By: Kara Haselton
Hoverboards are the new big fad: the Heely’s of 2016. They were the top toy bought as Christmas gifts in the year of 2015, but the sad thing is the name of these “hoverboards” is a lie; they don’t actually hover but ride using two big wheels on the side. Kids are infatuated with this battery powered mode of transportation. It moves by shifting one’s weight forwards or backwards, leading to an abundance of Vines showing people falling on their face. Although these videos are hilarious, there are many places all over the world that have actually banned these hoverboards because of how dangerous they are. Hoverboards have been banned in the Netherlands, the United Kingdom, New York City, Los Angeles, Disney theme parks, and all airlines. Even universities have joined the ban trend–such as Duke, East Carolina, App State, and Chapel Hill.
But why are hoverboards being banned? A notable accident in the UK occurred when a 15-year-old boy collided with a bus while riding a hoverboard and died as a result. There have also been many instances where hoverboards have burst into flames, sometimes while being charged, but other times while being ridden, due to their lithium ion batteries. As a result, they have damaged and burned down homes and injured riders. Lithium ion batteries themselves are not flammable, for they can be found in many everyday products such as smartphones and laptops.

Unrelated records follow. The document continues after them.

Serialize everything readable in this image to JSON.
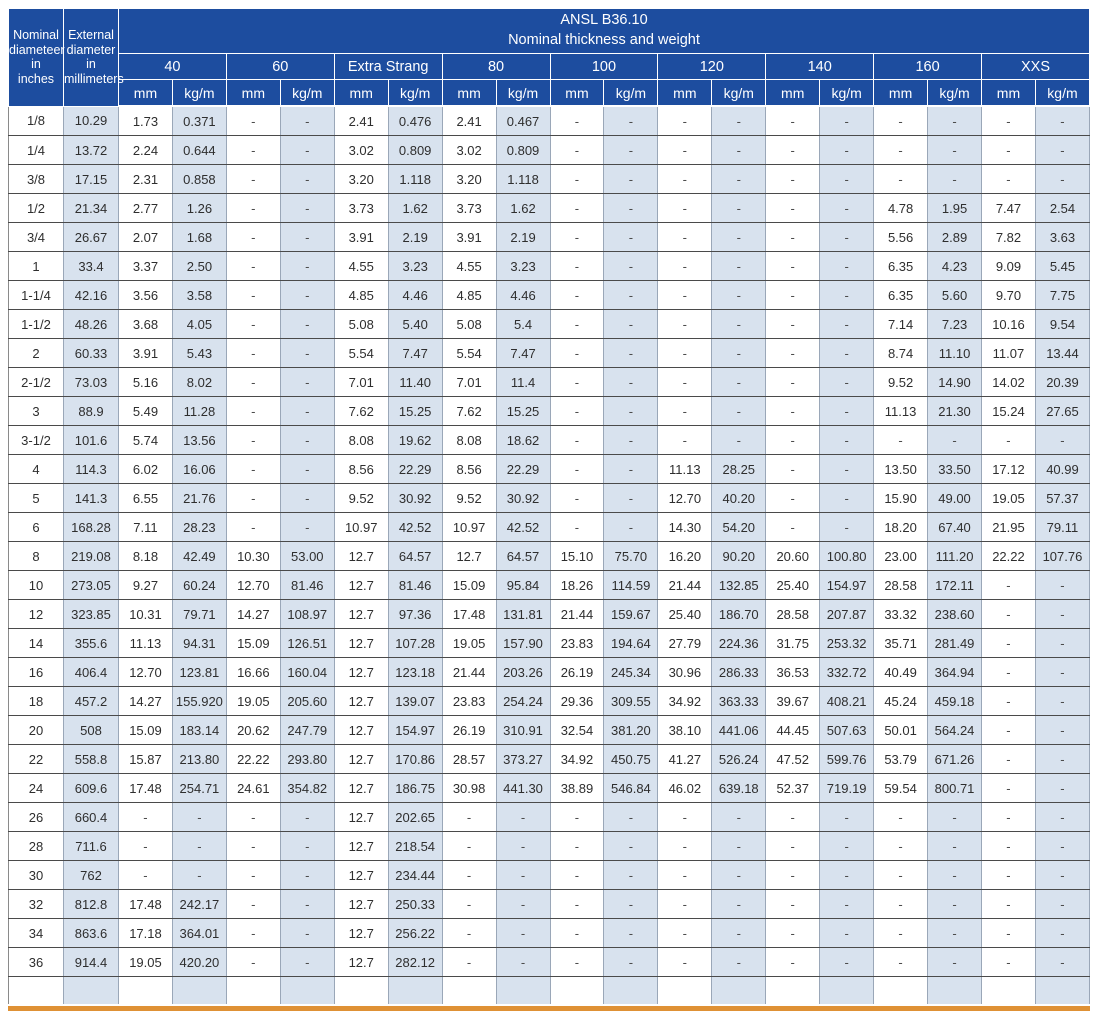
{
  "colors": {
    "header_blue": "#1d4d9f",
    "shade_blue": "#d8e2ee",
    "accent_orange": "#df9135",
    "h_border": "#4a4a4a",
    "v_border": "#9aa7b8"
  },
  "header": {
    "nominal": "Nominal\ndiameteer\nin\ninches",
    "external": "External\ndiameter\nin\nmillimeters",
    "title_line1": "ANSL B36.10",
    "title_line2": "Nominal thickness and weight"
  },
  "table": {
    "groups": [
      "40",
      "60",
      "Extra Strang",
      "80",
      "100",
      "120",
      "140",
      "160",
      "XXS"
    ],
    "units": [
      "mm",
      "kg/m"
    ],
    "rows": [
      {
        "size": "1/8",
        "od": "10.29",
        "v": [
          "1.73",
          "0.371",
          "-",
          "-",
          "2.41",
          "0.476",
          "2.41",
          "0.467",
          "-",
          "-",
          "-",
          "-",
          "-",
          "-",
          "-",
          "-",
          "-",
          "-"
        ]
      },
      {
        "size": "1/4",
        "od": "13.72",
        "v": [
          "2.24",
          "0.644",
          "-",
          "-",
          "3.02",
          "0.809",
          "3.02",
          "0.809",
          "-",
          "-",
          "-",
          "-",
          "-",
          "-",
          "-",
          "-",
          "-",
          "-"
        ]
      },
      {
        "size": "3/8",
        "od": "17.15",
        "v": [
          "2.31",
          "0.858",
          "-",
          "-",
          "3.20",
          "1.118",
          "3.20",
          "1.118",
          "-",
          "-",
          "-",
          "-",
          "-",
          "-",
          "-",
          "-",
          "-",
          "-"
        ]
      },
      {
        "size": "1/2",
        "od": "21.34",
        "v": [
          "2.77",
          "1.26",
          "-",
          "-",
          "3.73",
          "1.62",
          "3.73",
          "1.62",
          "-",
          "-",
          "-",
          "-",
          "-",
          "-",
          "4.78",
          "1.95",
          "7.47",
          "2.54"
        ]
      },
      {
        "size": "3/4",
        "od": "26.67",
        "v": [
          "2.07",
          "1.68",
          "-",
          "-",
          "3.91",
          "2.19",
          "3.91",
          "2.19",
          "-",
          "-",
          "-",
          "-",
          "-",
          "-",
          "5.56",
          "2.89",
          "7.82",
          "3.63"
        ]
      },
      {
        "size": "1",
        "od": "33.4",
        "v": [
          "3.37",
          "2.50",
          "-",
          "-",
          "4.55",
          "3.23",
          "4.55",
          "3.23",
          "-",
          "-",
          "-",
          "-",
          "-",
          "-",
          "6.35",
          "4.23",
          "9.09",
          "5.45"
        ]
      },
      {
        "size": "1-1/4",
        "od": "42.16",
        "v": [
          "3.56",
          "3.58",
          "-",
          "-",
          "4.85",
          "4.46",
          "4.85",
          "4.46",
          "-",
          "-",
          "-",
          "-",
          "-",
          "-",
          "6.35",
          "5.60",
          "9.70",
          "7.75"
        ]
      },
      {
        "size": "1-1/2",
        "od": "48.26",
        "v": [
          "3.68",
          "4.05",
          "-",
          "-",
          "5.08",
          "5.40",
          "5.08",
          "5.4",
          "-",
          "-",
          "-",
          "-",
          "-",
          "-",
          "7.14",
          "7.23",
          "10.16",
          "9.54"
        ]
      },
      {
        "size": "2",
        "od": "60.33",
        "v": [
          "3.91",
          "5.43",
          "-",
          "-",
          "5.54",
          "7.47",
          "5.54",
          "7.47",
          "-",
          "-",
          "-",
          "-",
          "-",
          "-",
          "8.74",
          "11.10",
          "11.07",
          "13.44"
        ]
      },
      {
        "size": "2-1/2",
        "od": "73.03",
        "v": [
          "5.16",
          "8.02",
          "-",
          "-",
          "7.01",
          "11.40",
          "7.01",
          "11.4",
          "-",
          "-",
          "-",
          "-",
          "-",
          "-",
          "9.52",
          "14.90",
          "14.02",
          "20.39"
        ]
      },
      {
        "size": "3",
        "od": "88.9",
        "v": [
          "5.49",
          "11.28",
          "-",
          "-",
          "7.62",
          "15.25",
          "7.62",
          "15.25",
          "-",
          "-",
          "-",
          "-",
          "-",
          "-",
          "11.13",
          "21.30",
          "15.24",
          "27.65"
        ]
      },
      {
        "size": "3-1/2",
        "od": "101.6",
        "v": [
          "5.74",
          "13.56",
          "-",
          "-",
          "8.08",
          "19.62",
          "8.08",
          "18.62",
          "-",
          "-",
          "-",
          "-",
          "-",
          "-",
          "-",
          "-",
          "-",
          "-"
        ]
      },
      {
        "size": "4",
        "od": "114.3",
        "v": [
          "6.02",
          "16.06",
          "-",
          "-",
          "8.56",
          "22.29",
          "8.56",
          "22.29",
          "-",
          "-",
          "11.13",
          "28.25",
          "-",
          "-",
          "13.50",
          "33.50",
          "17.12",
          "40.99"
        ]
      },
      {
        "size": "5",
        "od": "141.3",
        "v": [
          "6.55",
          "21.76",
          "-",
          "-",
          "9.52",
          "30.92",
          "9.52",
          "30.92",
          "-",
          "-",
          "12.70",
          "40.20",
          "-",
          "-",
          "15.90",
          "49.00",
          "19.05",
          "57.37"
        ]
      },
      {
        "size": "6",
        "od": "168.28",
        "v": [
          "7.11",
          "28.23",
          "-",
          "-",
          "10.97",
          "42.52",
          "10.97",
          "42.52",
          "-",
          "-",
          "14.30",
          "54.20",
          "-",
          "-",
          "18.20",
          "67.40",
          "21.95",
          "79.11"
        ]
      },
      {
        "size": "8",
        "od": "219.08",
        "v": [
          "8.18",
          "42.49",
          "10.30",
          "53.00",
          "12.7",
          "64.57",
          "12.7",
          "64.57",
          "15.10",
          "75.70",
          "16.20",
          "90.20",
          "20.60",
          "100.80",
          "23.00",
          "111.20",
          "22.22",
          "107.76"
        ]
      },
      {
        "size": "10",
        "od": "273.05",
        "v": [
          "9.27",
          "60.24",
          "12.70",
          "81.46",
          "12.7",
          "81.46",
          "15.09",
          "95.84",
          "18.26",
          "114.59",
          "21.44",
          "132.85",
          "25.40",
          "154.97",
          "28.58",
          "172.11",
          "-",
          "-"
        ]
      },
      {
        "size": "12",
        "od": "323.85",
        "v": [
          "10.31",
          "79.71",
          "14.27",
          "108.97",
          "12.7",
          "97.36",
          "17.48",
          "131.81",
          "21.44",
          "159.67",
          "25.40",
          "186.70",
          "28.58",
          "207.87",
          "33.32",
          "238.60",
          "-",
          "-"
        ]
      },
      {
        "size": "14",
        "od": "355.6",
        "v": [
          "11.13",
          "94.31",
          "15.09",
          "126.51",
          "12.7",
          "107.28",
          "19.05",
          "157.90",
          "23.83",
          "194.64",
          "27.79",
          "224.36",
          "31.75",
          "253.32",
          "35.71",
          "281.49",
          "-",
          "-"
        ]
      },
      {
        "size": "16",
        "od": "406.4",
        "v": [
          "12.70",
          "123.81",
          "16.66",
          "160.04",
          "12.7",
          "123.18",
          "21.44",
          "203.26",
          "26.19",
          "245.34",
          "30.96",
          "286.33",
          "36.53",
          "332.72",
          "40.49",
          "364.94",
          "-",
          "-"
        ]
      },
      {
        "size": "18",
        "od": "457.2",
        "v": [
          "14.27",
          "155.920",
          "19.05",
          "205.60",
          "12.7",
          "139.07",
          "23.83",
          "254.24",
          "29.36",
          "309.55",
          "34.92",
          "363.33",
          "39.67",
          "408.21",
          "45.24",
          "459.18",
          "-",
          "-"
        ]
      },
      {
        "size": "20",
        "od": "508",
        "v": [
          "15.09",
          "183.14",
          "20.62",
          "247.79",
          "12.7",
          "154.97",
          "26.19",
          "310.91",
          "32.54",
          "381.20",
          "38.10",
          "441.06",
          "44.45",
          "507.63",
          "50.01",
          "564.24",
          "-",
          "-"
        ]
      },
      {
        "size": "22",
        "od": "558.8",
        "v": [
          "15.87",
          "213.80",
          "22.22",
          "293.80",
          "12.7",
          "170.86",
          "28.57",
          "373.27",
          "34.92",
          "450.75",
          "41.27",
          "526.24",
          "47.52",
          "599.76",
          "53.79",
          "671.26",
          "-",
          "-"
        ]
      },
      {
        "size": "24",
        "od": "609.6",
        "v": [
          "17.48",
          "254.71",
          "24.61",
          "354.82",
          "12.7",
          "186.75",
          "30.98",
          "441.30",
          "38.89",
          "546.84",
          "46.02",
          "639.18",
          "52.37",
          "719.19",
          "59.54",
          "800.71",
          "-",
          "-"
        ]
      },
      {
        "size": "26",
        "od": "660.4",
        "v": [
          "-",
          "-",
          "-",
          "-",
          "12.7",
          "202.65",
          "-",
          "-",
          "-",
          "-",
          "-",
          "-",
          "-",
          "-",
          "-",
          "-",
          "-",
          "-"
        ]
      },
      {
        "size": "28",
        "od": "711.6",
        "v": [
          "-",
          "-",
          "-",
          "-",
          "12.7",
          "218.54",
          "-",
          "-",
          "-",
          "-",
          "-",
          "-",
          "-",
          "-",
          "-",
          "-",
          "-",
          "-"
        ]
      },
      {
        "size": "30",
        "od": "762",
        "v": [
          "-",
          "-",
          "-",
          "-",
          "12.7",
          "234.44",
          "-",
          "-",
          "-",
          "-",
          "-",
          "-",
          "-",
          "-",
          "-",
          "-",
          "-",
          "-"
        ]
      },
      {
        "size": "32",
        "od": "812.8",
        "v": [
          "17.48",
          "242.17",
          "-",
          "-",
          "12.7",
          "250.33",
          "-",
          "-",
          "-",
          "-",
          "-",
          "-",
          "-",
          "-",
          "-",
          "-",
          "-",
          "-"
        ]
      },
      {
        "size": "34",
        "od": "863.6",
        "v": [
          "17.18",
          "364.01",
          "-",
          "-",
          "12.7",
          "256.22",
          "-",
          "-",
          "-",
          "-",
          "-",
          "-",
          "-",
          "-",
          "-",
          "-",
          "-",
          "-"
        ]
      },
      {
        "size": "36",
        "od": "914.4",
        "v": [
          "19.05",
          "420.20",
          "-",
          "-",
          "12.7",
          "282.12",
          "-",
          "-",
          "-",
          "-",
          "-",
          "-",
          "-",
          "-",
          "-",
          "-",
          "-",
          "-"
        ]
      }
    ],
    "has_trailing_empty_row": true
  }
}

The problem is, however, that many different companies are producing their own versions of hoverboards, resulting in some having inferior quality.
The knock-offs that people are more prone to buy because of the cheaper prices also contain a lower quality battery, making them more likely to combust. Interestingly enough, no one really knows where hoverboards came from, making the product even more controversial. In addition, there has not been an official regulation made on them. Toy safety officials can’t regulate hoverboards because they are not technically a toy. Thus, safety officials have yet to decide how to label this captivating tech in order to warrant regulation.
While hoverboards grow in popularity, different companies will exploit this beloved product and profit off of selling various brands. Although they seem fun and harmless, hoverboards could do a lot of damage if the manufacturer or buyer is not careful. The question of whether high schools should allow hoverboards on their campus is up in the air. Should hoverboards be considered a mode of transportation for high school students? Heritage administrator, Ms. Daniels, commented that she thinks this new trend is dangerous and stated, “If hoverboards are seen on campus, they will be confiscated.” Buyers should take into consideration the facts and controversies about any new type of technology, and hoverboards should be no exception.